Exports are about half what they were a year ago, unemployment is at a three-year high and consumers are spending less -- all of which has shaken Japanese manufacturers who normally drive the world's second-largest economy.
The Bank of Japan said its quarterly Tankan survey of large makers of electronics, cars and other products found confidence even lower than in 1975, when the country was still in the wake of the oil shock.
"This Tankan clearly showed that the Japanese economy is literally faced with the worst recession in the nation's post-war history," said Hideki Matsumura, a senior analyst at the Japan Research Institute.
"The Japanese economy first suffered a slump in exports in the wake of the global financial crisis, and the negative impact has now spread to domestic demand," Matsumura told AFP.
Confidence tumbled to minus 58 in March from minus 24 the previous quarter, a record decline in the Tankan index, which measures the percentage of firms that think business conditions are good minus those that think they are bad.
The previous record low was minus 57 in 1975.
As companies hit by collapsing demand idle more plants and lay off workers, the economy is set to shrink 6.6 percent this year, far worse than Europe and the US, says the Organisation for Economic Cooperation and Development.

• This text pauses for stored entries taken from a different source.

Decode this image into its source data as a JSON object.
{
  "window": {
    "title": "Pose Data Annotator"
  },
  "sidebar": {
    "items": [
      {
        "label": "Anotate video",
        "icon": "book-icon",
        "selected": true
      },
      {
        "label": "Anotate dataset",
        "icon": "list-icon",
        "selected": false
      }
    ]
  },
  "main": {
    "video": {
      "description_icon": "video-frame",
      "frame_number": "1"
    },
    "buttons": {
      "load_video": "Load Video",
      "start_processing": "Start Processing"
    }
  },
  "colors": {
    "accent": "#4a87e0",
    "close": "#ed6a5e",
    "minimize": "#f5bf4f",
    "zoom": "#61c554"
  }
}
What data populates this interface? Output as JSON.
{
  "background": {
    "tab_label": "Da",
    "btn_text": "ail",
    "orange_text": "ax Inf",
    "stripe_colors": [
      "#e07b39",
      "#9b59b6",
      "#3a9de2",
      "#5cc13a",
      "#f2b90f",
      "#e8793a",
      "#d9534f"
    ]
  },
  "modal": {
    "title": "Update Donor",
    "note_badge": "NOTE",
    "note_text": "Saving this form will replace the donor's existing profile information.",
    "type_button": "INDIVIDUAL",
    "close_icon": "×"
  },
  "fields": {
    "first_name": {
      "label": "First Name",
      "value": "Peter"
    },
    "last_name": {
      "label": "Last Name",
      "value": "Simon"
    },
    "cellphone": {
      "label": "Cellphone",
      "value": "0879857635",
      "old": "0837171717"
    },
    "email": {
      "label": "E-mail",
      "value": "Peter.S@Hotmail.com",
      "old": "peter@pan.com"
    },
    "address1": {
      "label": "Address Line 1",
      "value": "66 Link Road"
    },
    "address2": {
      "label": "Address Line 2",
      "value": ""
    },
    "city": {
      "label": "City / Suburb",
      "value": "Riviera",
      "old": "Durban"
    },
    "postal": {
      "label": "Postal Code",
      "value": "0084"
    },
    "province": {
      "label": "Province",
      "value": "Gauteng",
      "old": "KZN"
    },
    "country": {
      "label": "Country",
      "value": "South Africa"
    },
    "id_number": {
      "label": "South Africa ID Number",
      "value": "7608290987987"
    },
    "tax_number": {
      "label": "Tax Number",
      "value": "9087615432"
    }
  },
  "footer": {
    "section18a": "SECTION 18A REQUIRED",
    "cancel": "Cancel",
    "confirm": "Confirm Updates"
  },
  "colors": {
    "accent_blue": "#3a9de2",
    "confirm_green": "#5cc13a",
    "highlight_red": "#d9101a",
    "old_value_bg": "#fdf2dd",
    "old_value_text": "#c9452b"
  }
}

"No end to the recession is in sight yet because more and more bad news is expected to come at home and overseas," Matsumura said.
The Tankan found that manufacturers believed sentiment would stay gloomy, forecasting a confidence rating of minus 51 for June.
Major manufacturers said they expect a 62.7 percent drop in pre-tax profits in the 2008 financial year to March 31. They also forecast a 19.7 percent slump for the new fiscal year that began Wednesday, the survey showed.
Large firms across all sectors plan to trim their plant and equipment investment by 6.6 percent on average for the current fiscal year, in contrast to sharp gains in corporate capital spending in recent years.
"The results precisely reflected the tough current economic environment," Chief Cabinet Secretary Takeo Kawamura told a news conference, renewing the government's pledge to speedily compile fresh stimulus measures.
Japan's economy, which is officially in recession, shrank at an annualised pace of 12.1 percent in the last quarter of 2008.
On Tuesday, the government said the unemployment rate hit a three-year high of 4.4 percent in February, while consumer spending fell 3.5 percent month-to-month.
To revive Asia's biggest economy, Prime Minister Taro Aso outlined plans for a new stimulus package -- Japan's fourth since October -- before he left for the Group of 20 summit of world leaders due to be held in London on Thursday.
Aso gave no price tag, but reports have said the extra spending is expected to total more than 10 trillion yen (101 billion dollars) and aims to help create two million new jobs over the next three years.
"The Japanese economy is falling back into deflation," warned SMBC chief strategist Daisuke Uno. "The government should expand the size of additional fiscal policies together with stock-boosting measures."